Dad is a part of who I am
I love both of my parents very much and am very thankful for every opportunity they gave me in life. However, it has definitely been my father who has had the biggest influence on who I am as a person.
My dad is also in the newspaper business, and so I grew up with “ink in my veins,” so to speak (as well as on my skin and clothes). I have vivid memories of him having to work late at night, but allowing me to come to the office and mess around playing games on his old black-and-white Macintosh. I remember that his desk was often a mess, but he always managed to find a special place for the hand-written notes and cards that my siblings and I drew for him.
As a little boy, I can remember little snippets of my dad’s conversations — like “going to the Rotary Club” and “attending a groundbreaking.” As a kid, I had no idea what any of these phrases meant, and yet now I experience them in my everyday life. Even though I have always loved to write, I doubt that I would be in the newspaper business now if it wasn’t from that influence of growing up around my dad.

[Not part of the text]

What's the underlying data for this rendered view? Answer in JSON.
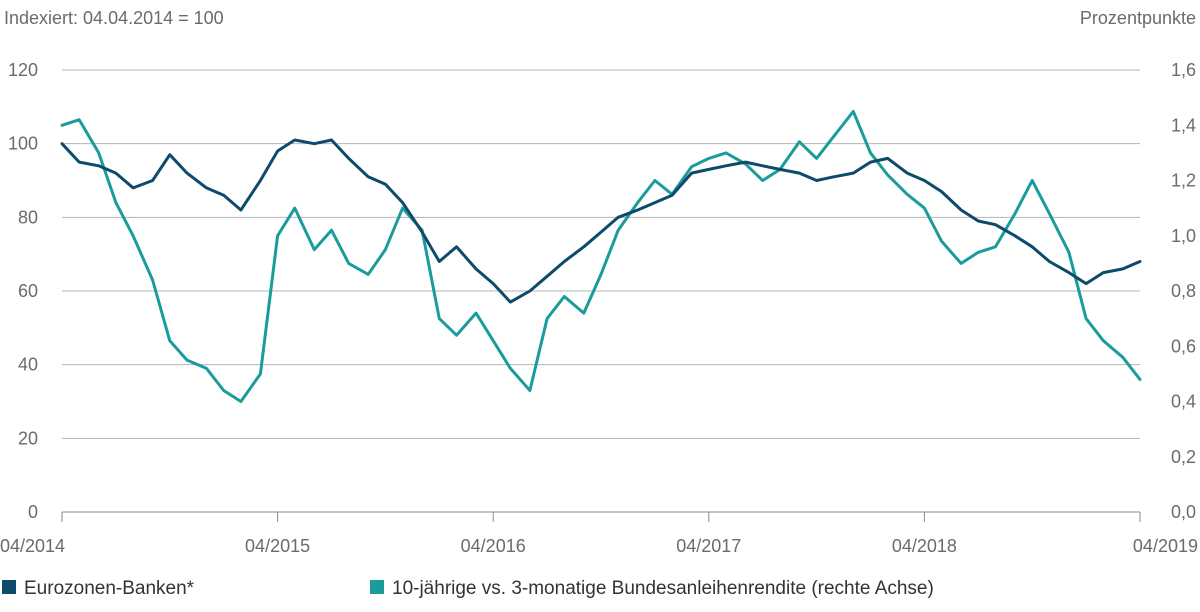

My dad has also imbued me with his unique sense of humor, which consists almost entirely of bad puns and jokes. To this day, I still find myself quipping to someone, “You’re thirsty? I thought your name was John.” When he was driving the family around and we passed a cemetery, he would always say — without fail — “people are dying to get in there” and “that’s the deadest place in town.” My favorite quote of his, though, is his response when somebody says they’re going to take a shower — “Careful you don’t get too wet.”

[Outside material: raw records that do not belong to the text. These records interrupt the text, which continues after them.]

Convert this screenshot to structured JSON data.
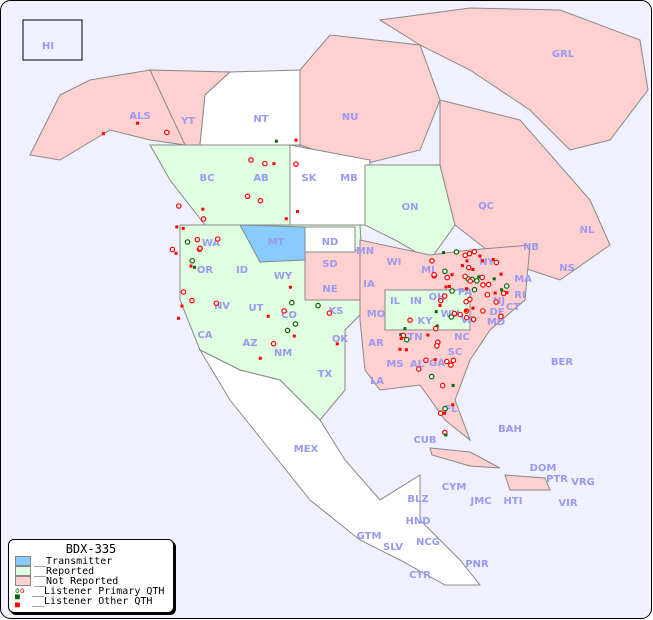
{
  "legend": {
    "title": "BDX-335",
    "items": [
      {
        "label": "__Transmitter",
        "color": "#88ccff"
      },
      {
        "label": "__Reported",
        "color": "#e0ffe0"
      },
      {
        "label": "__Not Reported",
        "color": "#ffd0d0"
      },
      {
        "label": "__Listener Primary QTH",
        "color": "#ff0000"
      },
      {
        "label": "__Listener Other QTH",
        "color": "#ff0000"
      }
    ]
  },
  "colors": {
    "ocean": "#f0f0ff",
    "land_unlisted": "#ffffff",
    "border": "#888888",
    "label": "#9a9af0",
    "marker": "#ff0000",
    "marker_other": "#006600"
  },
  "regions": [
    {
      "code": "HI",
      "status": "not_reported"
    },
    {
      "code": "ALS",
      "status": "not_reported"
    },
    {
      "code": "YT",
      "status": "not_reported"
    },
    {
      "code": "NT",
      "status": "none"
    },
    {
      "code": "NU",
      "status": "not_reported"
    },
    {
      "code": "GRL",
      "status": "not_reported"
    },
    {
      "code": "BC",
      "status": "reported"
    },
    {
      "code": "AB",
      "status": "reported"
    },
    {
      "code": "SK",
      "status": "none"
    },
    {
      "code": "MB",
      "status": "none"
    },
    {
      "code": "ON",
      "status": "reported"
    },
    {
      "code": "QC",
      "status": "not_reported"
    },
    {
      "code": "NL",
      "status": "not_reported"
    },
    {
      "code": "NB",
      "status": "not_reported"
    },
    {
      "code": "NS",
      "status": "not_reported"
    },
    {
      "code": "WA",
      "status": "reported"
    },
    {
      "code": "OR",
      "status": "reported"
    },
    {
      "code": "ID",
      "status": "reported"
    },
    {
      "code": "MT",
      "status": "transmitter"
    },
    {
      "code": "WY",
      "status": "not_reported"
    },
    {
      "code": "ND",
      "status": "none"
    },
    {
      "code": "SD",
      "status": "not_reported"
    },
    {
      "code": "NE",
      "status": "not_reported"
    },
    {
      "code": "MN",
      "status": "reported"
    },
    {
      "code": "WI",
      "status": "not_reported"
    },
    {
      "code": "IA",
      "status": "not_reported"
    },
    {
      "code": "IL",
      "status": "reported"
    },
    {
      "code": "MI",
      "status": "not_reported"
    },
    {
      "code": "IN",
      "status": "reported"
    },
    {
      "code": "OH",
      "status": "reported"
    },
    {
      "code": "PA",
      "status": "not_reported"
    },
    {
      "code": "NY",
      "status": "not_reported"
    },
    {
      "code": "MA",
      "status": "not_reported"
    },
    {
      "code": "CT",
      "status": "not_reported"
    },
    {
      "code": "RI",
      "status": "not_reported"
    },
    {
      "code": "NJ",
      "status": "not_reported"
    },
    {
      "code": "DE",
      "status": "not_reported"
    },
    {
      "code": "MD",
      "status": "not_reported"
    },
    {
      "code": "VA",
      "status": "reported"
    },
    {
      "code": "WV",
      "status": "reported"
    },
    {
      "code": "KY",
      "status": "reported"
    },
    {
      "code": "TN",
      "status": "not_reported"
    },
    {
      "code": "NC",
      "status": "not_reported"
    },
    {
      "code": "SC",
      "status": "not_reported"
    },
    {
      "code": "GA",
      "status": "not_reported"
    },
    {
      "code": "AL",
      "status": "not_reported"
    },
    {
      "code": "MS",
      "status": "not_reported"
    },
    {
      "code": "LA",
      "status": "not_reported"
    },
    {
      "code": "AR",
      "status": "not_reported"
    },
    {
      "code": "MO",
      "status": "reported"
    },
    {
      "code": "KS",
      "status": "reported"
    },
    {
      "code": "OK",
      "status": "not_reported"
    },
    {
      "code": "TX",
      "status": "reported"
    },
    {
      "code": "NM",
      "status": "reported"
    },
    {
      "code": "AZ",
      "status": "reported"
    },
    {
      "code": "CO",
      "status": "reported"
    },
    {
      "code": "UT",
      "status": "reported"
    },
    {
      "code": "NV",
      "status": "reported"
    },
    {
      "code": "CA",
      "status": "reported"
    },
    {
      "code": "FL",
      "status": "not_reported"
    },
    {
      "code": "MEX",
      "status": "none"
    },
    {
      "code": "CUB",
      "status": "not_reported"
    },
    {
      "code": "BAH",
      "status": "none"
    },
    {
      "code": "DOM",
      "status": "not_reported"
    },
    {
      "code": "PTR",
      "status": "not_reported"
    },
    {
      "code": "VRG",
      "status": "none"
    },
    {
      "code": "HTI",
      "status": "none"
    },
    {
      "code": "JMC",
      "status": "none"
    },
    {
      "code": "CYM",
      "status": "not_reported"
    },
    {
      "code": "VIR",
      "status": "none"
    },
    {
      "code": "BER",
      "status": "none"
    },
    {
      "code": "BLZ",
      "status": "none"
    },
    {
      "code": "GTM",
      "status": "none"
    },
    {
      "code": "HND",
      "status": "none"
    },
    {
      "code": "SLV",
      "status": "none"
    },
    {
      "code": "NCG",
      "status": "none"
    },
    {
      "code": "CTR",
      "status": "none"
    },
    {
      "code": "PNR",
      "status": "none"
    }
  ]
}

It was my dad who got me to first enjoy sports, and helped me learn how to properly play video poker. My dad was the one who read out my spelling bee words when I was studying for the state finals. He was the one who not only helped me practice my soccer at home, but also took over as coach when nobody else was willing to do it (we went undefeated that year, by the way!).
Of course, I know that my memories of dad are not unique. So many people in this county and country have similar thoughts, and I’m sure enjoy every minute they spend on the phone reminiscing about those moments with their fathers.
After all, I know that one day, I may no longer have the chance to call up my dad and talk to him. At that point, after he has joined “the deadest place in town,” all I’ll have left are memories.
Take advantage of the chance to make Sunday a special Father’s Day. And if you take a shower before church, be careful you don’t get too wet.